Her ACTSI-supported Master of Science in Clinical Research (MSCR) foundation, as well as clinical and translational research, uniquely positions her for an independent career in the application of clinical pharmacology within HIV cure strategies.

The goal of the ACTSI KL2 Scholars Program is to support career development for junior faculty (MD, PhD, or MD/PhD) from a wide variety of disciplines at the ACTSI institutions – Emory University, Morehouse School of Medicine (MSM), and Georgia Institute of Technology (Georgia Tech) – to become independent, established, and ethical clinical and/or translational research investigators. The ACTSI-supported Emory Master of Science in Clinical Research (MSCR) degree program, from the Laney Graduate School at Emory, provides didactic and mentored clinical and translational research training. The degree is designed for participants who hold a doctorate or equivalent degree (such as physicians and PhD-level scientists) or predoctoral trainees enrolled in a dual degree program (MD/MSCR and PhD/MSCR tracks) and have demonstrated a commitment to a career in clinical investigation.

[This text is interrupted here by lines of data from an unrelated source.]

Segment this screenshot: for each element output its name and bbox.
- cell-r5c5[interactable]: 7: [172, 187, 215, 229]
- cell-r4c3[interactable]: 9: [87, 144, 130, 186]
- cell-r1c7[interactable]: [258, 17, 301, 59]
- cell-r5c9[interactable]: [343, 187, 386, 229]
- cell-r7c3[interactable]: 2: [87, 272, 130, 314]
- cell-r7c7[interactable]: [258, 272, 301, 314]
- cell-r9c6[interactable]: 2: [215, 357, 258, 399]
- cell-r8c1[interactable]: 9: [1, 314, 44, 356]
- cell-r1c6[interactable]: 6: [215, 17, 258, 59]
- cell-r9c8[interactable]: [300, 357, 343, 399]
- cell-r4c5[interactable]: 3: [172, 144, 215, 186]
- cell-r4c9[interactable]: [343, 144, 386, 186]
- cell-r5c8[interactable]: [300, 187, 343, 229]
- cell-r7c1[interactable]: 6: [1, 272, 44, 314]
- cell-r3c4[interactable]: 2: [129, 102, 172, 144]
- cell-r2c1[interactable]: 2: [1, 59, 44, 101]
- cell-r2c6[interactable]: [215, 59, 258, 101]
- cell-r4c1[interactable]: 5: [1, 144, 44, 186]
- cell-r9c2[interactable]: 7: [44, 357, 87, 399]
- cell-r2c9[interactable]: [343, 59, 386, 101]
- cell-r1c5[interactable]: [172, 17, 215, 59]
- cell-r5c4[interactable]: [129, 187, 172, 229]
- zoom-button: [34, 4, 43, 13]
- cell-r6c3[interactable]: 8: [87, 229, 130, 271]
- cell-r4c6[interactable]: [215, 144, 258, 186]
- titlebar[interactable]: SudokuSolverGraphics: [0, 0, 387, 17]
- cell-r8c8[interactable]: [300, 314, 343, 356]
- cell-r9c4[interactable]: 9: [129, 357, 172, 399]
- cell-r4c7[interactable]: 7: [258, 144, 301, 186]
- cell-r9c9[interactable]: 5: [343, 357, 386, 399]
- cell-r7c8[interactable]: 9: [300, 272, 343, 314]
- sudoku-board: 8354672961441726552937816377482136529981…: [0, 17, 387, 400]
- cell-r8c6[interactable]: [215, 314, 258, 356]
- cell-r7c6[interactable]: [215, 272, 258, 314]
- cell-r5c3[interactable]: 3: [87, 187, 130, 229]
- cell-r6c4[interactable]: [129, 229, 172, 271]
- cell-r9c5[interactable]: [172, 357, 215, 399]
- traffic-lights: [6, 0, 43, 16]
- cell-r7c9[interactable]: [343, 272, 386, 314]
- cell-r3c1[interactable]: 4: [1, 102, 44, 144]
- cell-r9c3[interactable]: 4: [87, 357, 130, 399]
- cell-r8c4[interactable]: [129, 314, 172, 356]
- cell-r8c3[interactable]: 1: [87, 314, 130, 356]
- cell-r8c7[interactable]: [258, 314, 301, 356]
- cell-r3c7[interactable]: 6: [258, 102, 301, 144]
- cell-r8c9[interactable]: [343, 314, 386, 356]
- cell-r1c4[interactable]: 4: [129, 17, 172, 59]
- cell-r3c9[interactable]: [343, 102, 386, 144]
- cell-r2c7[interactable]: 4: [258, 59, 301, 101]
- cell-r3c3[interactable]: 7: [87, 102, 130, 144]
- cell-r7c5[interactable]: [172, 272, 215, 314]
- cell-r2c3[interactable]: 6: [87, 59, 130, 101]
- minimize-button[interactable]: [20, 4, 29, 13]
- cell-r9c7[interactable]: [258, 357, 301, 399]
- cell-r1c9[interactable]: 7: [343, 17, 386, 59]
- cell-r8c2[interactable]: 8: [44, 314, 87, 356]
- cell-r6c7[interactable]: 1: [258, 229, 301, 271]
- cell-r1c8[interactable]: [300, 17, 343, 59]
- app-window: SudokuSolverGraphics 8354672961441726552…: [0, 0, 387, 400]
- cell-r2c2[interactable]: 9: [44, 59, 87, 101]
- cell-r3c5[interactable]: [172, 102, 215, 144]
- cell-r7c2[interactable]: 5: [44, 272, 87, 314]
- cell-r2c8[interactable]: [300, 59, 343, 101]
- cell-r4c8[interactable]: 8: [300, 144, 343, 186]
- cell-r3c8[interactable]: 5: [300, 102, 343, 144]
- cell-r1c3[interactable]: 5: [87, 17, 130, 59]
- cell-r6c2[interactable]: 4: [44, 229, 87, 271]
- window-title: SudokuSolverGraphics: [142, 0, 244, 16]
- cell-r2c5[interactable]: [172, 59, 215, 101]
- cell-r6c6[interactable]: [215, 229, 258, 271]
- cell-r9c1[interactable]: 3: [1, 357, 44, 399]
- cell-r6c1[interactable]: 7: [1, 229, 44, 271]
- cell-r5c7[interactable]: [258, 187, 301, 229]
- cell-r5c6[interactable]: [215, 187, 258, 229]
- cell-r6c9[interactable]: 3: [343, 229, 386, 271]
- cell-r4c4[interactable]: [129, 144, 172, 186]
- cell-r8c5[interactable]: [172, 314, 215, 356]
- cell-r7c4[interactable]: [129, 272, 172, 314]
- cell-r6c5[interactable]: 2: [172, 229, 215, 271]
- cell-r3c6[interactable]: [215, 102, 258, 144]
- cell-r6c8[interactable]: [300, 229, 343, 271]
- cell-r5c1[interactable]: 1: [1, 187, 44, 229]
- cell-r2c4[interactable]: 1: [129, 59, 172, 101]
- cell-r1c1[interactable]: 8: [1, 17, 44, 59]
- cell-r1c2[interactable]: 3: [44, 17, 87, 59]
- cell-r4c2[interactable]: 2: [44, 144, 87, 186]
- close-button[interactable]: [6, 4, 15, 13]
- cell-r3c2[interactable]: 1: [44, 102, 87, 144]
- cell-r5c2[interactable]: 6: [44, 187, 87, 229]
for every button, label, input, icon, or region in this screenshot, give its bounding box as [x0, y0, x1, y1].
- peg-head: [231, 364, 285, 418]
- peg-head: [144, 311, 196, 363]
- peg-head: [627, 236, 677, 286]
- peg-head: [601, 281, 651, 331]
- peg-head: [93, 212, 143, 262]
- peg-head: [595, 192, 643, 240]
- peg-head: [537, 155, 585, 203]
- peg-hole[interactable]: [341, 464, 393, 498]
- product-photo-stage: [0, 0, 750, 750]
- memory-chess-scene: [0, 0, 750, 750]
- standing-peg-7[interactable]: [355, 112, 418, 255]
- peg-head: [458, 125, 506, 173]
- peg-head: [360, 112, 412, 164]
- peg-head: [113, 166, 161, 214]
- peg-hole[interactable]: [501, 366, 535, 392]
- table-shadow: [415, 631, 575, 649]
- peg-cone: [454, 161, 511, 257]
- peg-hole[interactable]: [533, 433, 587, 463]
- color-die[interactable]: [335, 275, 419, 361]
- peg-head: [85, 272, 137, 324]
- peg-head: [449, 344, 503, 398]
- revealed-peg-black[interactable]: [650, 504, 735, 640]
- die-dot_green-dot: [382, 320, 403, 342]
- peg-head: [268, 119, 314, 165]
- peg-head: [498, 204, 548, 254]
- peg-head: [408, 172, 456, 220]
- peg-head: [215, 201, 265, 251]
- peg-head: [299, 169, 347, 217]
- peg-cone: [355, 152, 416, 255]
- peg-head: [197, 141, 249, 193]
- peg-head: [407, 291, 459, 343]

The ACTSI is a city-wide partnership between Emory, MSM, and Georgia Tech and is one of a national consortium striving to improve the way biomedical research is conducted across the country. The consortium, funded through the National Center for Advancing Translational Sciences as one of the National Institutes of Health’s Clinical and Translational Science Awards, shares a common vision to translate laboratory discoveries into treatments for patients, engage communities in clinical research efforts, and train the next generation of clinical investigators.